Phagocytosis correlates with rates of F-actin formation in response to chemoattractants. The data reported in Table I, columns 6 and 7 for gβ⁻cells, point mutants, rescue cells, and wild-type were plotted to determine the regression curve (R^{− 2}).

Figure 4

G protein β subunit mutants are impaired in yeast particle uptake. Phagocytosis of TRITC-labeled heat-killed yeast particles by AX2 (closed circle) or LW6 (open circle) was measured by incubating cells with a fivefold excess of particles for the indicated times. At the end of the incubation, the cells were diluted 10-fold with cold buffer containing trypan blue for quenching the fluorescence of noningested particles. The fluorescence of ingested yeasts was determined in a spectrofluorimeter as described in Materials and Methods. Mean values of three duplicate experiments ±SD are shown.

Figure 5

Dynamics of yeast particle uptake by wild type and β subunit–null cells. Serial light microscopy images of AX2 or LW6 cells incubated on a solid substratum with yeast particles. A total of 10⁶ WT (AX2) or gβ⁻ (LW6) cells in 5 ml of Soerensen phosphate buffer, pH 6.0, were incubated with 10⁷ heat-killed yeast particles in 60-mm Petriperm dishes.

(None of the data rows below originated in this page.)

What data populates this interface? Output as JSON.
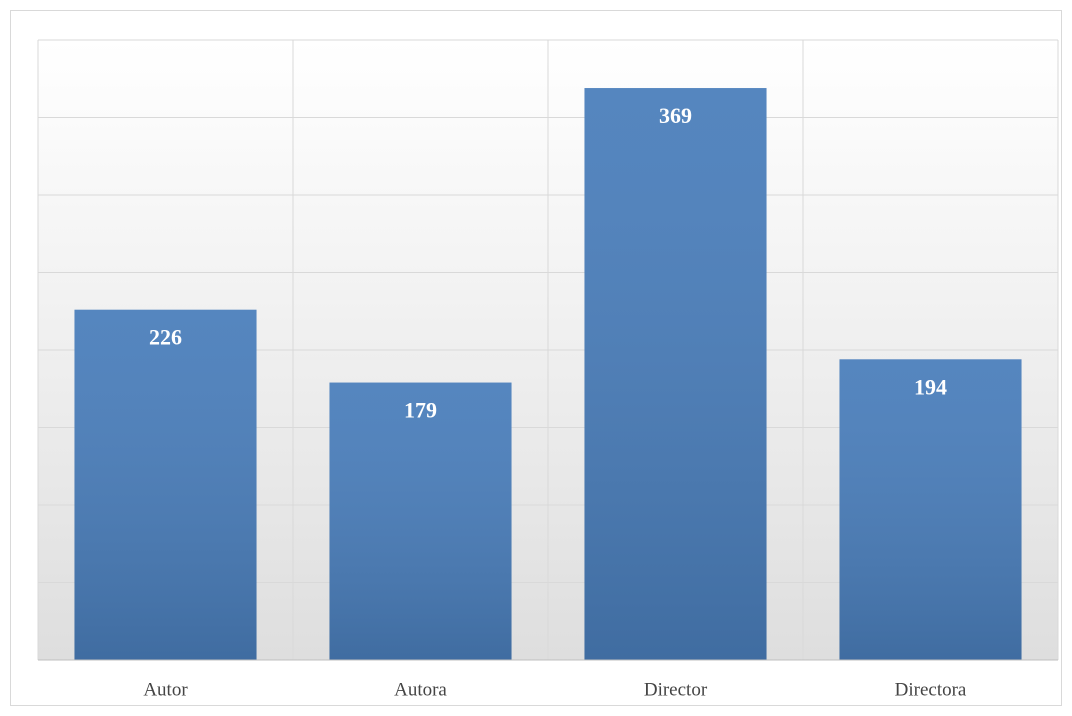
{
  "chart_data": {
    "type": "bar",
    "categories": [
      "Autor",
      "Autora",
      "Director",
      "Directora"
    ],
    "values": [
      226,
      179,
      369,
      194
    ],
    "color": "#4a7ebb",
    "ylim": [
      0,
      400
    ],
    "yticks": [
      0,
      50,
      100,
      150,
      200,
      250,
      300,
      350,
      400
    ],
    "grid": true,
    "data_labels": true
  }
}
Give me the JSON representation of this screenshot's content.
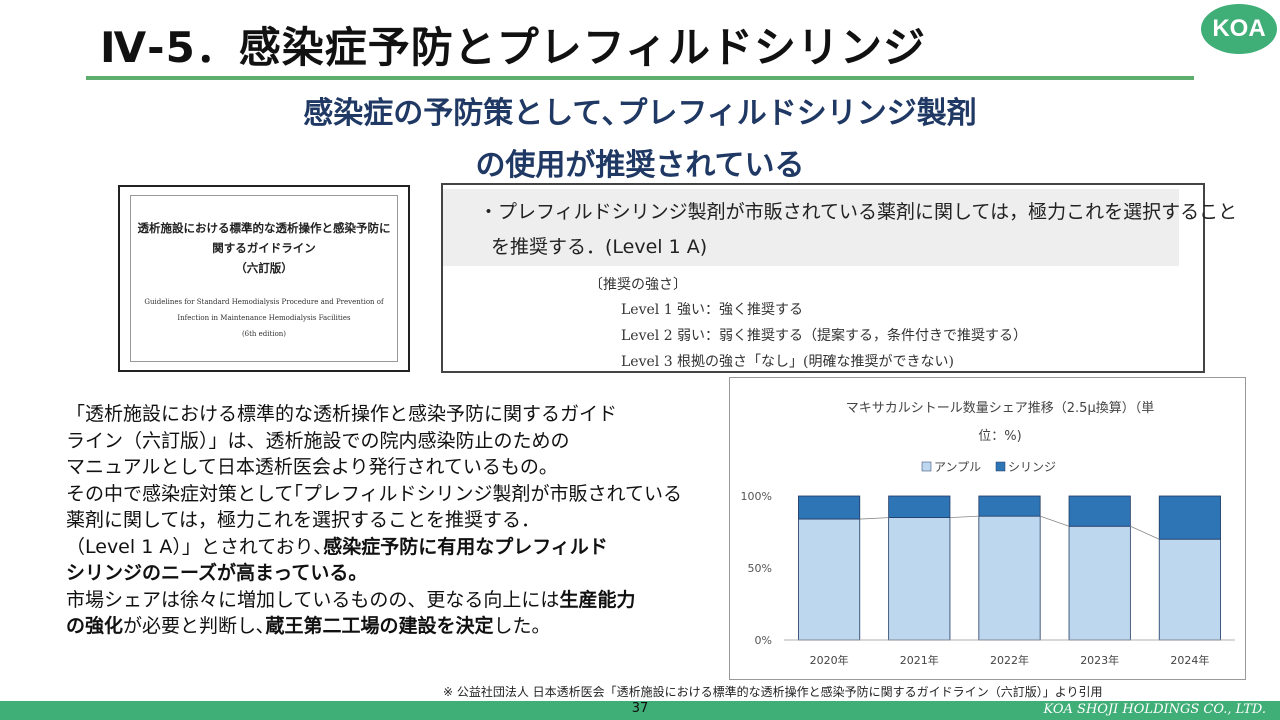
{
  "header": {
    "title": "Ⅳ-5．感染症予防とプレフィルドシリンジ",
    "logo_text": "KOA"
  },
  "subtitle": {
    "line1": "感染症の予防策として､プレフィルドシリンジ製剤",
    "line2": "の使用が推奨されている"
  },
  "guideline_cover": {
    "ja_title_line1": "透析施設における標準的な透析操作と感染予防に",
    "ja_title_line2": "関するガイドライン",
    "ja_edition": "（六訂版）",
    "en_title_line1": "Guidelines for Standard Hemodialysis Procedure and Prevention of",
    "en_title_line2": "Infection in Maintenance Hemodialysis Facilities",
    "en_edition": "(6th edition)"
  },
  "recommendation": {
    "line1": "・プレフィルドシリンジ製剤が市販されている薬剤に関しては，極力これを選択すること",
    "line2": "を推奨する．(Level 1 A)",
    "strength_heading": "〔推奨の強さ〕",
    "level1": "Level 1 強い：強く推奨する",
    "level2": "Level 2 弱い：弱く推奨する（提案する，条件付きで推奨する）",
    "level3": "Level 3 根拠の強さ「なし」(明確な推奨ができない)"
  },
  "body": {
    "l1": "「透析施設における標準的な透析操作と感染予防に関するガイド",
    "l2": "ライン（六訂版）」は、透析施設での院内感染防止のための",
    "l3": "マニュアルとして日本透析医会より発行されているもの。",
    "l4": "その中で感染症対策として｢プレフィルドシリンジ製剤が市販されている",
    "l5": "薬剤に関しては，極力これを選択することを推奨する．",
    "l6_a": "（Level 1 A）」とされており､",
    "l6_b": "感染症予防に有用なプレフィルド",
    "l7": "シリンジのニーズが高まっている。",
    "l8_a": "市場シェアは徐々に増加しているものの、更なる向上には",
    "l8_b": "生産能力",
    "l9_a": "の強化",
    "l9_b": "が必要と判断し､",
    "l9_c": "蔵王第二工場の建設を決定",
    "l9_d": "した。"
  },
  "chart_data": {
    "type": "bar",
    "stacked": true,
    "title_line1": "マキサカルシトール数量シェア推移（2.5μ換算）（単",
    "title_line2": "位：%)",
    "categories": [
      "2020年",
      "2021年",
      "2022年",
      "2023年",
      "2024年"
    ],
    "series": [
      {
        "name": "アンプル",
        "values": [
          84,
          85,
          86,
          79,
          70
        ],
        "color": "#bdd7ee"
      },
      {
        "name": "シリンジ",
        "values": [
          16,
          15,
          14,
          21,
          30
        ],
        "color": "#2e75b6"
      }
    ],
    "ylim": [
      0,
      100
    ],
    "yticks": [
      "0%",
      "50%",
      "100%"
    ],
    "legend_position": "top",
    "grid": false,
    "border_color": "#1f3864",
    "connector_lines": true
  },
  "footer": {
    "source_note": "※ 公益社団法人 日本透析医会「透析施設における標準的な透析操作と感染予防に関するガイドライン（六訂版）」より引用",
    "page_number": "37",
    "company": "KOA SHOJI HOLDINGS CO., LTD."
  }
}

Phagocytosis by single cells was followed for 2 h by time-lapse videomicroscopy on a Zeiss Axiovert 35 microscope equipped with a 100× Neofluar objective and a Zeiss ZVS-47DE charge-coupled device videocamera connected to a Panasonic 6050 videorecorder. Images were recorded at 0.5-s intervals. Selected images were captured with the Apple video player and mounted using Adobe Photoshop. Numbers indicate time in s.

Figure 6

Actin localization in wild-type and β subunit–null cells during phagocytosis of yeast particles. WT (AX2), rescue (LW20) and gβ⁻ (LW6) cells incubated with TRITC-labeled yeast particles on glass coverslip. Phase-contrast and corresponding FITC-phalloidin fluorescence images are shown on alternate lines. For LW20 and LW6, single cells showing membrane projections enriched with actin are shown in addition to cells engulfing yeasts. Cells were incubated with yeast particles on a glass coverslip for 30 min followed by fixation and labeling with FITC-phalloidin.